Sarı çamurdan traktörler, taksiler, kamyonlar yapıp sonra onları güneşte kurutup oynadık, sonra da o oyuncaklara ne olduğunu merak etmedik, bir kenarda ufalanıp gittiler, biz büyüdük ve unuttuk onları.

Onların hiçbiri gerçek değildi…

Zaman değişince gerçek değişti, biz de kendi kendimizi kandırdığımızı anladık böylece.

Artık bunun değişmez bir yazgı olduğunu kabul ediyorum, yalan herkes için olmasa da itiraf edecek cesareti olan insanın kaderidir, diyorum.

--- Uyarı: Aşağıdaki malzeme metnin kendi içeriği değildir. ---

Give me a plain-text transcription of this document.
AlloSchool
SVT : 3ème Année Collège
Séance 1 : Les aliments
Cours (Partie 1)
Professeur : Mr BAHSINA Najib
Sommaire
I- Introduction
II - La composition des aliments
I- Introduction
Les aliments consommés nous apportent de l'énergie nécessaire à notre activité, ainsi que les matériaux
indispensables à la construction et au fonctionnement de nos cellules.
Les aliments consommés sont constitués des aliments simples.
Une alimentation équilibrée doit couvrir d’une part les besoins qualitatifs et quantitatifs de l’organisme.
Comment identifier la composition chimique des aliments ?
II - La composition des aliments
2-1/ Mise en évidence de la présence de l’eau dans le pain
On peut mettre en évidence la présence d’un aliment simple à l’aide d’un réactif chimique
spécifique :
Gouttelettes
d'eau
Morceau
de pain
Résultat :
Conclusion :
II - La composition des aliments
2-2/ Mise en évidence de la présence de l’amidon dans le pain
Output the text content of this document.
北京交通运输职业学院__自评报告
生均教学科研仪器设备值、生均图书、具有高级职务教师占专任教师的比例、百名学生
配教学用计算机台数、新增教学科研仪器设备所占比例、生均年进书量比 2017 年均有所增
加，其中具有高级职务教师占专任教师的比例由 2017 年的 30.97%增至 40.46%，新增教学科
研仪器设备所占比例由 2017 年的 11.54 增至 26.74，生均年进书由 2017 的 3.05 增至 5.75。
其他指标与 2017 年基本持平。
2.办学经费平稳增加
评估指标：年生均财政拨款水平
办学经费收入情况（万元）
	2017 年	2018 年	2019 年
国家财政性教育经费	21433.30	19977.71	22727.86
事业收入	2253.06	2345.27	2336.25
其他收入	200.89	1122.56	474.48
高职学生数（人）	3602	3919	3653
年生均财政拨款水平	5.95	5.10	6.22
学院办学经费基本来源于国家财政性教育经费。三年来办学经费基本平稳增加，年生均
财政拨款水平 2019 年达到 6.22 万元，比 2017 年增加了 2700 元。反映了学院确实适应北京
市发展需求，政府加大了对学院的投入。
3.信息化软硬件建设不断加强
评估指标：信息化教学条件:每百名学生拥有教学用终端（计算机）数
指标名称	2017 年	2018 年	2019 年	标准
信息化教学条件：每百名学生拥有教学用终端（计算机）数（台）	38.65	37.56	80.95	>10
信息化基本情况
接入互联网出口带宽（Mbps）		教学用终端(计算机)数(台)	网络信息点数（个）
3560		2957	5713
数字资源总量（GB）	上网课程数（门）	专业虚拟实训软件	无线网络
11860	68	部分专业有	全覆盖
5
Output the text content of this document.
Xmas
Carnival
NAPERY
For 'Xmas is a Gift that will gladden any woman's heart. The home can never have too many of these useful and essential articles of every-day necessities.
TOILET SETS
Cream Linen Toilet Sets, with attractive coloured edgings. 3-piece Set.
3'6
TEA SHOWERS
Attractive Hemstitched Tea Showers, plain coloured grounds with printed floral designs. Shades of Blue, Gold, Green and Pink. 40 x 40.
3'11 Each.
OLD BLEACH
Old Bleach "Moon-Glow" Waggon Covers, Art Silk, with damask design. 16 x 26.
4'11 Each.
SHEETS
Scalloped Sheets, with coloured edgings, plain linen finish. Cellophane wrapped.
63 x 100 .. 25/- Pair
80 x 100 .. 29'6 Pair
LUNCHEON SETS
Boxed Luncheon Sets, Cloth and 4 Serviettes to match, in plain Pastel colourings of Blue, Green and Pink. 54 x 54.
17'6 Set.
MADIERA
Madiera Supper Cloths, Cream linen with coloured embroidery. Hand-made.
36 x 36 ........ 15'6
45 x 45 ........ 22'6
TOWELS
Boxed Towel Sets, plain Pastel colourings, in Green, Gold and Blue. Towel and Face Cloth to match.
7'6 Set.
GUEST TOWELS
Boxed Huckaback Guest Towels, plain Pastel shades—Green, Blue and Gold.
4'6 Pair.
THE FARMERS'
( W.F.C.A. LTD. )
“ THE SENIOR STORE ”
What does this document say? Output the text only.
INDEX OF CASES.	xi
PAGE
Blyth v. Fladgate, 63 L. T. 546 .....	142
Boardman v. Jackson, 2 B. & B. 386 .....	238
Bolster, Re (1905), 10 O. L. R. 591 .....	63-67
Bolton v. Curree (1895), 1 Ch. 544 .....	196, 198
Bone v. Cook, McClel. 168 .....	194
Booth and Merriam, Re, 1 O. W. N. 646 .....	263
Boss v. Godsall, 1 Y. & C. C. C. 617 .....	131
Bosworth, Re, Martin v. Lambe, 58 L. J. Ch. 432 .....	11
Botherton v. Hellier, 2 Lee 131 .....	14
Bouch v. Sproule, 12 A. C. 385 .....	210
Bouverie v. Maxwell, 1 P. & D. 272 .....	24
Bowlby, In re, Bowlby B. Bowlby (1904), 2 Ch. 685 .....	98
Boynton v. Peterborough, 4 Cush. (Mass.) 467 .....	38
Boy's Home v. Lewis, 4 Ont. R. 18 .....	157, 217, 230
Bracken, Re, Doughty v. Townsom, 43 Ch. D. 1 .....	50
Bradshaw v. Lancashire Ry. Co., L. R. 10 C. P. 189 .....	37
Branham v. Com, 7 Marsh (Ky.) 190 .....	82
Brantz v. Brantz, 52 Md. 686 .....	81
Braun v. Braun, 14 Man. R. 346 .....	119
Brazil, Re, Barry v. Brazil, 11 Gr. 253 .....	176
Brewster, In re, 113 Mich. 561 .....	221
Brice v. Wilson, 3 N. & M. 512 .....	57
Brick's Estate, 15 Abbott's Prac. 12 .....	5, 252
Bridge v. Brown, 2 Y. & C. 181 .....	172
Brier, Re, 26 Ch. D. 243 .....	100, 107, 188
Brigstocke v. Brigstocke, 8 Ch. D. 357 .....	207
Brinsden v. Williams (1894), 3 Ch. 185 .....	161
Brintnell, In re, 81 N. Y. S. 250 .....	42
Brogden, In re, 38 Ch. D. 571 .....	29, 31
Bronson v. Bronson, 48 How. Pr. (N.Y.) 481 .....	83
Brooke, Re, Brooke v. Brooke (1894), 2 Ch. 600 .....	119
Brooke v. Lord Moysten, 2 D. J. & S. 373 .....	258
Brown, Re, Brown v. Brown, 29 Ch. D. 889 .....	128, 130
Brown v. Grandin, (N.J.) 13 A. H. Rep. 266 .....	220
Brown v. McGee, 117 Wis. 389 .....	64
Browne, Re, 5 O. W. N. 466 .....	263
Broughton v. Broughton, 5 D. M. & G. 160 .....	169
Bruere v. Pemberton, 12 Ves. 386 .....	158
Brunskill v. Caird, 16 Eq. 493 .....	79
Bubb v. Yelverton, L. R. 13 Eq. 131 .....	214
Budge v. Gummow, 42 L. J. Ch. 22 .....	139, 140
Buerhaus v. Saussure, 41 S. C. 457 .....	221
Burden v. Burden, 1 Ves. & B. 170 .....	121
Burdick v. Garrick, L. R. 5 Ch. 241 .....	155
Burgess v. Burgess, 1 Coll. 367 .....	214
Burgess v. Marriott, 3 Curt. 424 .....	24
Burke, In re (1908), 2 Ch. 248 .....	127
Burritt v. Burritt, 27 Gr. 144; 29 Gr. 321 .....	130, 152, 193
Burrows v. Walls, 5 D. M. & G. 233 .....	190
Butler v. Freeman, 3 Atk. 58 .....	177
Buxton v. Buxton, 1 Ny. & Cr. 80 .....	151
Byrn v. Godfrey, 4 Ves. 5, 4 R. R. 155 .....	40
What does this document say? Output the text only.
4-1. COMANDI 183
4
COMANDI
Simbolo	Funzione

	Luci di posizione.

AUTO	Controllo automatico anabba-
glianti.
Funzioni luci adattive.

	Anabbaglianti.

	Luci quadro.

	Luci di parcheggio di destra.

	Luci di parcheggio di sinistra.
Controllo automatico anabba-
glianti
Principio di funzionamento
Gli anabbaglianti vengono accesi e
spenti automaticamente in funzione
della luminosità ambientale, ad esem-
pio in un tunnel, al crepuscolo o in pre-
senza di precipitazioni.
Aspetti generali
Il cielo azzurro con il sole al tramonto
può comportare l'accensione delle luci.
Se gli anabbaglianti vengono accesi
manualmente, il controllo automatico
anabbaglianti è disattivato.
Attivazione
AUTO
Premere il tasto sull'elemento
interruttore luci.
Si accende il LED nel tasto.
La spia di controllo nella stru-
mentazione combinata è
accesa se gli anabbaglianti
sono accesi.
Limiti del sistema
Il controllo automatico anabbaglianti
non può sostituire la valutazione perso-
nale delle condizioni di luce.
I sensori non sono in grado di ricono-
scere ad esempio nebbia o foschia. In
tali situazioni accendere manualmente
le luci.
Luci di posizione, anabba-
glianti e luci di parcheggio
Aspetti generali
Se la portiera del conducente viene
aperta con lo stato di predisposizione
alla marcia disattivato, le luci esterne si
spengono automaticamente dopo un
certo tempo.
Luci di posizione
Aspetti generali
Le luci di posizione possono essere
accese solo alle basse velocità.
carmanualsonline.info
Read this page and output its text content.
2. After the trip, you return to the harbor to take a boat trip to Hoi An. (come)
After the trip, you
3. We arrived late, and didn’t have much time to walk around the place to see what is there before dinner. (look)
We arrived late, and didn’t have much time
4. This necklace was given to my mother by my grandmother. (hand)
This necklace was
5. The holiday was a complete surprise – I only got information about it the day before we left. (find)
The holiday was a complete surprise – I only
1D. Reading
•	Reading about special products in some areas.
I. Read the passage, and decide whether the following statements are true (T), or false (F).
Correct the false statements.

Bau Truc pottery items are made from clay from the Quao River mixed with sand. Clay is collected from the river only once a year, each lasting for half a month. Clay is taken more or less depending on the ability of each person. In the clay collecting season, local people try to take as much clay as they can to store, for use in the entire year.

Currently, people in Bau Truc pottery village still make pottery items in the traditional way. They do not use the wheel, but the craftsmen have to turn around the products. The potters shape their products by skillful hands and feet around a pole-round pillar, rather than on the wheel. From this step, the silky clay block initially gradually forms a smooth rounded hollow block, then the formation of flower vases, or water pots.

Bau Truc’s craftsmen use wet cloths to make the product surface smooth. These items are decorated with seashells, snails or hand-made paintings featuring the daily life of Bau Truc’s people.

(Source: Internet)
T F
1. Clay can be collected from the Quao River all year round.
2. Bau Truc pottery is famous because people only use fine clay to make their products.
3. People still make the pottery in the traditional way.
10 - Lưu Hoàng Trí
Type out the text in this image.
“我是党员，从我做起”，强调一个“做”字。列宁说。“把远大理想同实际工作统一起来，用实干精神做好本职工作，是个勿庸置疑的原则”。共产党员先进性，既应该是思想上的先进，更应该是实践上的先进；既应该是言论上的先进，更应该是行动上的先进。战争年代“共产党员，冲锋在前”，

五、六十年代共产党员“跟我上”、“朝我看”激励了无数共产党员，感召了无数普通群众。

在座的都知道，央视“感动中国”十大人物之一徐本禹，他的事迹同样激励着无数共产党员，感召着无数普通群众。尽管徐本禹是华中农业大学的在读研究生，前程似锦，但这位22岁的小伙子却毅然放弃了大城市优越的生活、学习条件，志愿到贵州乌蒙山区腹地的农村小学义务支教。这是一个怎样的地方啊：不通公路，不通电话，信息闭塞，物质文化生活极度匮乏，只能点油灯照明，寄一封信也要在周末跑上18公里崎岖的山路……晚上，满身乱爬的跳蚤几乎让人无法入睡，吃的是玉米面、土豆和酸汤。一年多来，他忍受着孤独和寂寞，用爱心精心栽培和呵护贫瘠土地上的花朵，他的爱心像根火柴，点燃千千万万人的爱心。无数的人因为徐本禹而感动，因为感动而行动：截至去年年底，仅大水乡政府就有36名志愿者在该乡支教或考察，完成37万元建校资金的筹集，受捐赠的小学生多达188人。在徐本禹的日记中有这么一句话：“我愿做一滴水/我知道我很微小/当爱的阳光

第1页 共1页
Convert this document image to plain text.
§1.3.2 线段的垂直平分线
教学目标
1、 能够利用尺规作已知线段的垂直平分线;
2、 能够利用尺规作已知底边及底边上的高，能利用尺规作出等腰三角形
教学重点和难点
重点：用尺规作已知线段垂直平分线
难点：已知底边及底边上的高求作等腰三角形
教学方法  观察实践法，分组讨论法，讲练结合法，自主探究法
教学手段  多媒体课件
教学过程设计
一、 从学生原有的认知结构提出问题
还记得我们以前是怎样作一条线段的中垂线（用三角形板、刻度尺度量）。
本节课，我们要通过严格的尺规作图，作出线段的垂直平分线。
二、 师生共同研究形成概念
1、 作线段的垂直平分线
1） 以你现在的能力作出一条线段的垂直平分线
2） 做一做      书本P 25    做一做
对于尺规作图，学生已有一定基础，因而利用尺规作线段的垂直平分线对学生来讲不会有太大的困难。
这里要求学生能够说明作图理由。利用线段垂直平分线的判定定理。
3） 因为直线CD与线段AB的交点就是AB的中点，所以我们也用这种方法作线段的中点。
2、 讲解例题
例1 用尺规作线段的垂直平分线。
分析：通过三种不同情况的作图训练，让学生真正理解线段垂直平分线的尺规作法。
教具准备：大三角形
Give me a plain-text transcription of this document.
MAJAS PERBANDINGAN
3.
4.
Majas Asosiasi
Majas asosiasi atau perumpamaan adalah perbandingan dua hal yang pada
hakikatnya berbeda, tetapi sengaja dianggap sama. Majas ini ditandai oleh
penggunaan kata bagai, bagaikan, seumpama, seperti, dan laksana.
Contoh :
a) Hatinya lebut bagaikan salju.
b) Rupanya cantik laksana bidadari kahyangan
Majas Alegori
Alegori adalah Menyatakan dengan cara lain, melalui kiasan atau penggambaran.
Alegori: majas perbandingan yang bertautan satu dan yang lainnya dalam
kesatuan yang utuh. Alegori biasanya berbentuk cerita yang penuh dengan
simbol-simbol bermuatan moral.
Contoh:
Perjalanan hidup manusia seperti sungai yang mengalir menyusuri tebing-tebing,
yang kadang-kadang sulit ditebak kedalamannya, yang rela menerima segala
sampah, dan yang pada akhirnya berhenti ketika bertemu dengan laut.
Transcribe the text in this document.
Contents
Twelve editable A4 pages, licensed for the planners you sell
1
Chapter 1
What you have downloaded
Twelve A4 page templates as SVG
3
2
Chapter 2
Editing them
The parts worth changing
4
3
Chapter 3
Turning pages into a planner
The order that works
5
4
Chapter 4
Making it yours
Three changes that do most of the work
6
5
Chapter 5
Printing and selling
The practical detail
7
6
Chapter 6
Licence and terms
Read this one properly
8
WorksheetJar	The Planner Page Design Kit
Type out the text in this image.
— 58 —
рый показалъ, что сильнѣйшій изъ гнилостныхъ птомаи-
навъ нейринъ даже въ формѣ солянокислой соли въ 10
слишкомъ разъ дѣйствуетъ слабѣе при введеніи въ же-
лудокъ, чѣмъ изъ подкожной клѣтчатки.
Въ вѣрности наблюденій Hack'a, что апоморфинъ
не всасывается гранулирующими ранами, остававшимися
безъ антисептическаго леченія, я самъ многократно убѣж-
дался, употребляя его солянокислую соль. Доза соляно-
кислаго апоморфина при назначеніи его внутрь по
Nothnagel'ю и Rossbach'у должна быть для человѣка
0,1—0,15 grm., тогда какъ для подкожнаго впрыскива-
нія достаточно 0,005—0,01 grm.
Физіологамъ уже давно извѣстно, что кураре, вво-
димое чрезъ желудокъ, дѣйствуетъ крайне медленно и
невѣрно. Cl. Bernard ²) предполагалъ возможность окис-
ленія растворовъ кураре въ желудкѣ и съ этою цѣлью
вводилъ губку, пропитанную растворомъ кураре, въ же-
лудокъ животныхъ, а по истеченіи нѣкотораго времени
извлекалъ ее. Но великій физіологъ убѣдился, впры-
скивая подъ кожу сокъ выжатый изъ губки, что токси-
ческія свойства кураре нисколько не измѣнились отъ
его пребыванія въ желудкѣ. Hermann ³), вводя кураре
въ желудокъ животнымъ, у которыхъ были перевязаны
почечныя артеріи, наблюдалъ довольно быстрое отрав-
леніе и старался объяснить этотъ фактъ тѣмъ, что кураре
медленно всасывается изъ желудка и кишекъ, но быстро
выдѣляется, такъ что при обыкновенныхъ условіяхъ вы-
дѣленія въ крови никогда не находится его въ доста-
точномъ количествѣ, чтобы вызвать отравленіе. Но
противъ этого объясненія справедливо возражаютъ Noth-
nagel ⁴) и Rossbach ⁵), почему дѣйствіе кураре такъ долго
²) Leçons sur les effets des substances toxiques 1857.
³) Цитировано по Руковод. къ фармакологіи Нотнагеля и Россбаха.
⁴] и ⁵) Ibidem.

Yalan, kökleşmeye, sabitleşmeye karar verilmemiş esnekliktir, diyorum.

Yer değiştirme ihtimalini saklı tutma, uçarken konma, konarken düşme halini örtme çabasıdır, diyorum.

Yalan, insan ruhuna köprüler kuran, tüneller açan, barajlarında biriken kirli suyun temizlenmesine fırsat veren büyük bir mühendislik başarısıdır, diyorum.

Ruh bilimcilerin bu konuda ne dediğini bilmiyorum, ilgimi de çekmiyor zaten.

Gündelik hayatın içinde yaşadığım şeyler bana yetiyor, ciltler dolusu araştırmalardan daha çok aydınlatıcı olabiliyor bazen.

Bence…

İnsan mutlu oluyorsa, gerekçesini kendine izah edebiliyorsa, bir yaşama hevesi devşiriyorsa şu yalan dünyadan,  yalan söylemelidir.

Doğrusu yapacak fazla bir şeyi de yoktur zaten.

Daha içe, içeriye girmek, neyin neden olduğuna bakmak lazım.

Yaşamak, tatlı hazlar veren acı bir yolculuk, hepsi bu, bu kadar işte…Onun için takıla takıla yürüyoruz, düşe kalka, sürtüne sürtüne…

Gövdemiz soyuluyor, derimiz kanıyor, tırnaklarımız sökülüyor, gırtlağımızı gagalayan bir kuş ensemize yuva yapıyor.

Ne bileyim ya…

Hiçbir şey bizden yana değilmiş gibi geliyor, bari kendi kendimizden yana olsaydık, diye de hayıflanıyor insan.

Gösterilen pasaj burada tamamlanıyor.